There is in this passage nothing that much requires a note, yet I cannot forbear to push it forward into observation. The thought would probably have been more amplified, had our author lived to be shocked with such experiments as have been published in later times, by a race of men that have practised tortures without pity, and related them without shame, and are yet suffered to erect their heads among human beings.

It’s a case which he had argued more discursively in one of his weekly Idler essays (5 August, 1758), but now, in the little space proper to a textual note, he puts it with extraordinary conciseness and anger.
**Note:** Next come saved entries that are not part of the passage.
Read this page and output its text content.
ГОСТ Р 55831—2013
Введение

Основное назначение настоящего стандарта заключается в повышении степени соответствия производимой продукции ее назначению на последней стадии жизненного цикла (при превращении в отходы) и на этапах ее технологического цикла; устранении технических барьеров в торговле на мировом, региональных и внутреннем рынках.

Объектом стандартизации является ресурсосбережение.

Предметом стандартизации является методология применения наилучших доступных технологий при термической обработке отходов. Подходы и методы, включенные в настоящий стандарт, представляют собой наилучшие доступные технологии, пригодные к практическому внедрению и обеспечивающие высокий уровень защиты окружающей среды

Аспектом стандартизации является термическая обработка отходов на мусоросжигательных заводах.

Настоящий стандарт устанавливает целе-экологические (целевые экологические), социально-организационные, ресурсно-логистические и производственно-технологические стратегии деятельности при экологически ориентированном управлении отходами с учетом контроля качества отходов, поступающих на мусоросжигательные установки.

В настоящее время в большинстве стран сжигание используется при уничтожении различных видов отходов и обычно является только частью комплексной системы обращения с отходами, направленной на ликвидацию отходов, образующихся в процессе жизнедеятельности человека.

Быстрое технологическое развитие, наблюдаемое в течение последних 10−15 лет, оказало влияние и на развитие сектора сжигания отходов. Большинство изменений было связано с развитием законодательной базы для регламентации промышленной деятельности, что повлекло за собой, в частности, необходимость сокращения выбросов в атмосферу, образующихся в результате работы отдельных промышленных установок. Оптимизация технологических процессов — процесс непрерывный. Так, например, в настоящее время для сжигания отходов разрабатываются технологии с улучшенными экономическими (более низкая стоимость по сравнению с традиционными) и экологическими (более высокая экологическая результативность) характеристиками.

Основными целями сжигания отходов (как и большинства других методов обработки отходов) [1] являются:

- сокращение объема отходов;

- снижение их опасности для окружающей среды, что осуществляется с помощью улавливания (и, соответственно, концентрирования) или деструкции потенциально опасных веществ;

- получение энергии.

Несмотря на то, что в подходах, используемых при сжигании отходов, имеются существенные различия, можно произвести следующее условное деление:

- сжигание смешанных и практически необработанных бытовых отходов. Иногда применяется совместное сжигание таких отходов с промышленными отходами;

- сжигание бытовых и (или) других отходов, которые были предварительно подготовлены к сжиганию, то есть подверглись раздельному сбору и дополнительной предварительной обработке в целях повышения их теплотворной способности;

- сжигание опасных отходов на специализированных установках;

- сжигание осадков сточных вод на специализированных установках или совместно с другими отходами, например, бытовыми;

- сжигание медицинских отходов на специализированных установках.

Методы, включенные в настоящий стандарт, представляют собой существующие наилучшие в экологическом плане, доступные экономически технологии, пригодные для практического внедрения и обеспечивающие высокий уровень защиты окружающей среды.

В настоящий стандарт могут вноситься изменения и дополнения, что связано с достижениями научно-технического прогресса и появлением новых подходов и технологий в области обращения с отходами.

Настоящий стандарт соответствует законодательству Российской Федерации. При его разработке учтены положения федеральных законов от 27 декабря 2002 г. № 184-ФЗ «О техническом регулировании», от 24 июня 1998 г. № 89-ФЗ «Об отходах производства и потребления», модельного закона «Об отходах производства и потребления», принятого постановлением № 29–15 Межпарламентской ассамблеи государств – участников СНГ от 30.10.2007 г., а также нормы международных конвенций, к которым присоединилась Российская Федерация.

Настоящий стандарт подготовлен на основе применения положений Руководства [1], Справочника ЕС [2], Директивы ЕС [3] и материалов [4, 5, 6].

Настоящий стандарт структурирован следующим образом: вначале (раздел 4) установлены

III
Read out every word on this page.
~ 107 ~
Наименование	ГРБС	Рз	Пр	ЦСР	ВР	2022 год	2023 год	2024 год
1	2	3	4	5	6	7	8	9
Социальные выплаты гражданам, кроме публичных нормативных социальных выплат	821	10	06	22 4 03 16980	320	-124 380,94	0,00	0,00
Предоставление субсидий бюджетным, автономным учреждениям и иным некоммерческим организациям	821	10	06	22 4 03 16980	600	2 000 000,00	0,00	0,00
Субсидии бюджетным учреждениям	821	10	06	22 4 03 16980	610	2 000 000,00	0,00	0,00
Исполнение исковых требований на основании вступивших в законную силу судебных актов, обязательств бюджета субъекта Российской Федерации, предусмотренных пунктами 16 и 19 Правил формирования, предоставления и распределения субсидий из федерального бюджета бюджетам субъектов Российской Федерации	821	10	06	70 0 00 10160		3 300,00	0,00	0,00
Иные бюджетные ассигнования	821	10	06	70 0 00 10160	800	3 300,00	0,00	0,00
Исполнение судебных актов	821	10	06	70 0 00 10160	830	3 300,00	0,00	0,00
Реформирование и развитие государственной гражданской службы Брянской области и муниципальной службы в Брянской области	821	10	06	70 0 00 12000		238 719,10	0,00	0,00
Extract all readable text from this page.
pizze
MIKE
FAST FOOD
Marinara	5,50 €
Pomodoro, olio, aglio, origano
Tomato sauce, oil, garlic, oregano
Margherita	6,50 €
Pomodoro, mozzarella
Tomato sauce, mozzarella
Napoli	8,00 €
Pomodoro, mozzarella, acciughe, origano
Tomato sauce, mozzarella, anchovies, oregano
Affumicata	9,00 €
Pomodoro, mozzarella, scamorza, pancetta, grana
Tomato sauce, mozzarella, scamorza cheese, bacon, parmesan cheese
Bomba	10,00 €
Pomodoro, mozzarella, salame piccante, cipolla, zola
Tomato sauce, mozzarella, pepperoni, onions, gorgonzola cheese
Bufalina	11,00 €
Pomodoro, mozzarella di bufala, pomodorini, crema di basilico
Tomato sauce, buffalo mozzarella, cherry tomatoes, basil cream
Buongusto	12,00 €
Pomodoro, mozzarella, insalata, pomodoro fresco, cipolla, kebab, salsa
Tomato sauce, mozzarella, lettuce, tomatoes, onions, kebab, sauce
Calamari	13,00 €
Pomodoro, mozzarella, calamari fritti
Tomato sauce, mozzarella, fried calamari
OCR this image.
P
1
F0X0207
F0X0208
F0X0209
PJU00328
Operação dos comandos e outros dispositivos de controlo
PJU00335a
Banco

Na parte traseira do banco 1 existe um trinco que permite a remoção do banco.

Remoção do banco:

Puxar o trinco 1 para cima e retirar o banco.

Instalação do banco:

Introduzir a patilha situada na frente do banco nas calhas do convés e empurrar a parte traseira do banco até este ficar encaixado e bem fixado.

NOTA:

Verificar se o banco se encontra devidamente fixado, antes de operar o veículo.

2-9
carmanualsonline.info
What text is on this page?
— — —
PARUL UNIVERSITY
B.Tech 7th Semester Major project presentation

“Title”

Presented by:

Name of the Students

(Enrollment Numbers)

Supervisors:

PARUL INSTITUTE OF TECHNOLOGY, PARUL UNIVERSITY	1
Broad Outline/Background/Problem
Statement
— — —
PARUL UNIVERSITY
So strongly does he believe these men to have compromised their humanity by what they do, that in his last few words he separates them from the class “human beings” altogether. It’s a strange and sinister image: the men standing upright, as amoral aliens, among gatherings of ordinarily decent people.

This, Johnson implies, is what “our author” himself would have felt, had he lived into the science-crazed eighteenth century. He brings the huge moral authority of Shakespeare as a testimonial to his case, as I do that of Samuel Johnson. Meanwhile, Cornelius spoils the Queen’s supposed researches by substituting harmless soporifics for the wished-for poisons. In this way he sets an early example of peaceable sabotage, and ensures that the story has a happy ending. All four of us can be content with that.



The quotations from Boswell’s Life of Johnson come from the years 1783 and 1777: in the Oxford University Press edition of 1953, they’re at pp.1217 and 876.

For Dr Johnson in England, England (Vintage Books 2012), see p.142: in the ghastly simulacrum of England which Sir Jack Pitman (a vainglorious businessman of the Donald Trump variety) creates on the Isle of Wight, Dr Johnson is seen introducing visitors to “the Dining Experience at the Cheshire Cheese”.

The bust by Nollekens as shown is from the Yale Center for British Art. The statue of Hodge was made by Jon Bickley, and placed in Gough Square in 1997.